As an example, consider the problem of programming a bank of elevators (borrowed from Crites and Barto ). Consider a ten floor building with three elevators (Figure 1). What program should we write to control them? By this, we don't mean what programming language, or what hardware configuration we should use --- though those are certainly important questions. Instead, we mean the more fundamental question of how we approach the programming task.
Figure: The Elevator Problem. A building with ten floors and three elevators. The software program is to control the actions of each elevator. The information available to the program are the state of each button on the floors and inside the elevators, as well as the time elapsed since each floor-button push.
We will think of this as an agent-based program. Once every, say, 1/2 second, the program will examine the information available to the elevator sensors, and decide what actions the elevators should take. The sensor information or percepts include the buttons which are lit on each floor and inside each elevator. (Some more advanced elevators can detect the weight of the passengers in each car and the breaking of an electric eye beam at each door, but we'll assume our elevators do not.) An empty elevator can either stop, go up, or go down. One constraint, driven by passenger expectation, is that a non-empty elevator must continue in its current direction and stop at all the floors requested by its passengers before it reverses directions. We assume that we don't need to explicitly control the doors: they will always open when the elevator is stopped at a floor with a corresponding lit button, and close before the elevator moves.
We could use separate agents for each elevator, but for the moment let us assume that there is one central program. On each iteration, the program receives as percepts an on or off signal for each button, and the current floor and direction of each elevator. The program's output is a list of actions, one for each elevator, e.g., [ up, stop, up], that obey the constraints stated above.

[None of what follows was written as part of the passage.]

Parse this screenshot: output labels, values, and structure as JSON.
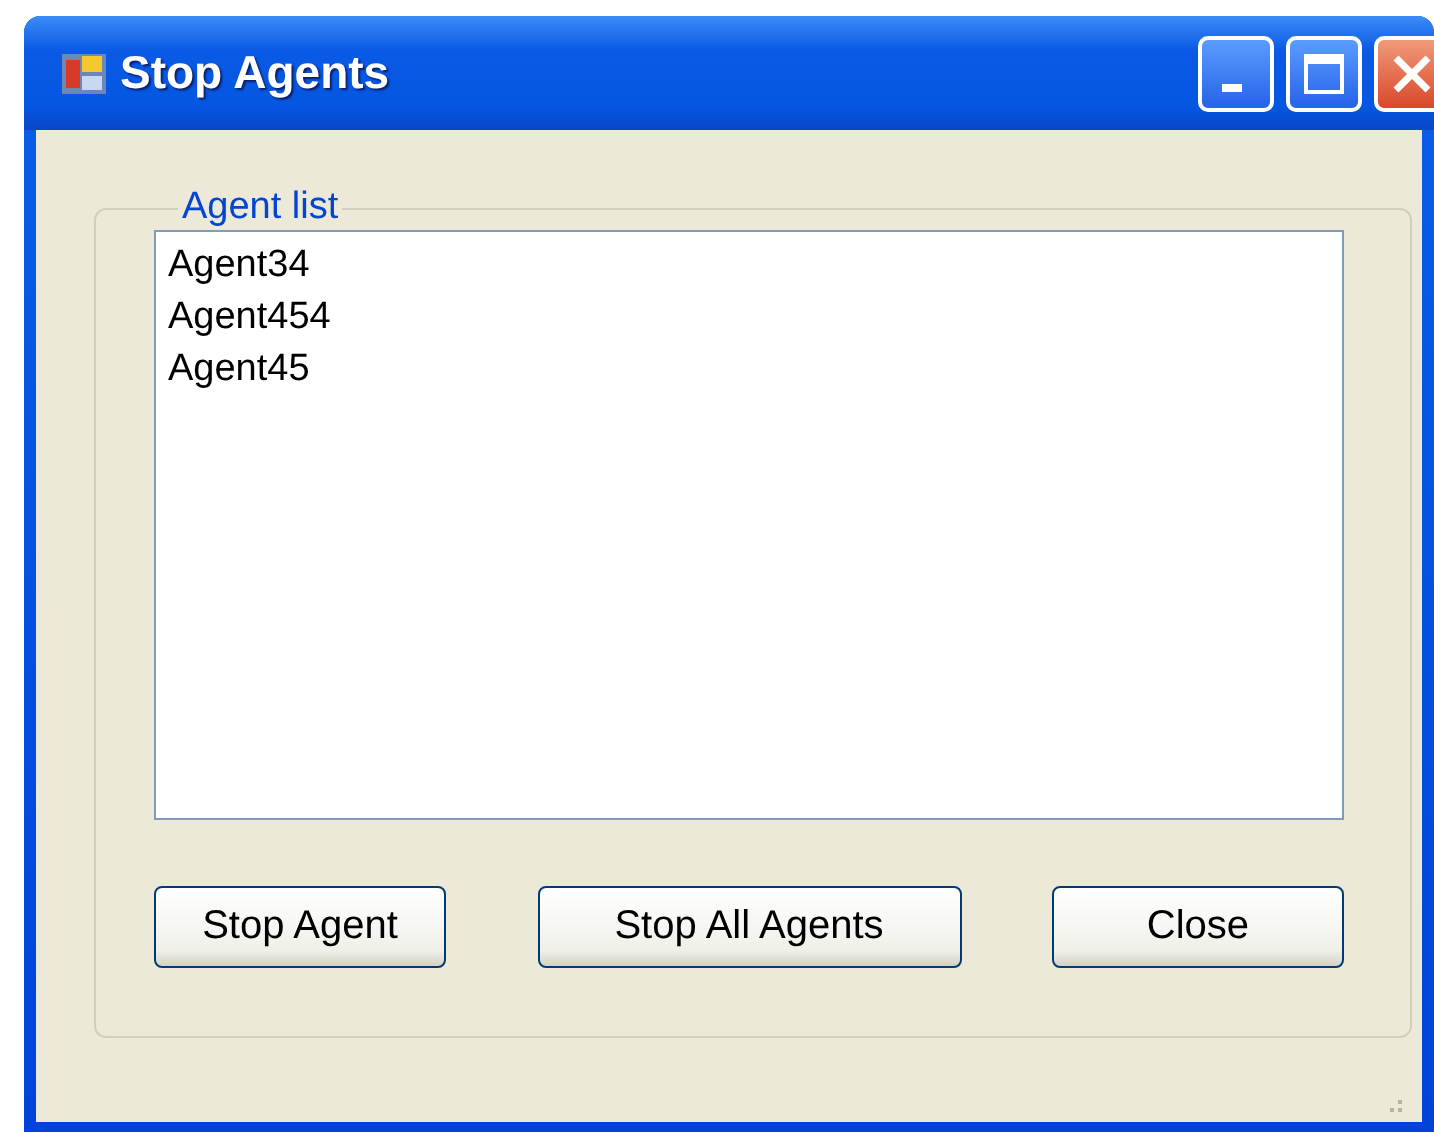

In most complex problems, the percepts alone are not enough to decide on good actions. For example, it is useful to know how long a passenger has been waiting for an elevator to arrive. Since this is not available from the percepts, the system will need to have some memory. Let us use the term state to denote the available information, both percept and memory (in control theory, ``state'' implies certain technical constraints which we ignore for simplicity; see Barto, Bradtke and Singh ). The program's behavior is a feedback-loop (Figure 2). At each time step, the program has access to the current state of the system and has to decide what action to execute. After each action, the system moves to a new state, and the decision process is repeated. Technically, we say that a mapping from the space of states to the space of actions is a policy. Our problem is that of finding an optimal or near-optimal policy.
Figure: Abstract Agent Program. The program interacts with an environment in a feedback cycle. At each step, the agent perceives part of the environment (and may remember some), executes an action, and receives a reward. The environment changes to a new state, which is partially determined by the action (elevators move up or down) and partially unpredictable (buttons are pushed). The agent's goal is to execute actions to maximize the reward it accumulates over time.
What is optimal? There are many criteria we could consider: the number of passengers delivered to their destination, the time a passenger waits for an elevator to arrive, the time spent inside the elevator, the cost of the power consumed by the system, the wear and tear from moving and reversing directions, etc (or the resulting time and money spent on maintenance). Typically there are trade-offs among these; reducing wear and tear may increase wait time. Some criteria are best thought of as costs to be minimized while others are rewards to be maximized, but it will simplify things if we treat them all as rewards, with the understanding that a cost is treated as a negative reward.
We can then define an optimal policy as one that maximizes the expected sum of the rewards it receives over its lifetime. (Here, expected means that we have to average over all sources of randomness in the system; in complex systems the reward you get often depends on many random factors beyond the agent's control. In the elevator system, the number of passengers and their arrival and destination floors are random.)
Let's assume we want to minimize two quantities: the time spent by passengers waiting for an elevator, and the distance traveled by the elevators (which effects both energy and maintenance costs). To put this into the language of rewards, we need a common scale for the two quantities. For concreteness, let's say that on each time step we will receive a reward of -50 for every floor that has passengers waiting, and -1 for every elevator in motion.
In the traditional approach to this problem, the programmer would come up with a set of rules and procedures on when to take what action based on common-sense or rough heuristics. There are three drawbacks of this approach. First, it requires a lot of work on the part of the programmer. Second, when the environment changes in some way (perhaps faster elevators are installed), a programmer needs to be called in again. Third, there's no way to guarantee that this will lead to an optimal policy; sometimes common sense is just wrong. Even if the rules and procedures are quite sensible in general, they would not pay any attention to the traffic patterns of a particular building, which means they might be missing an opportunity for fine-tuning.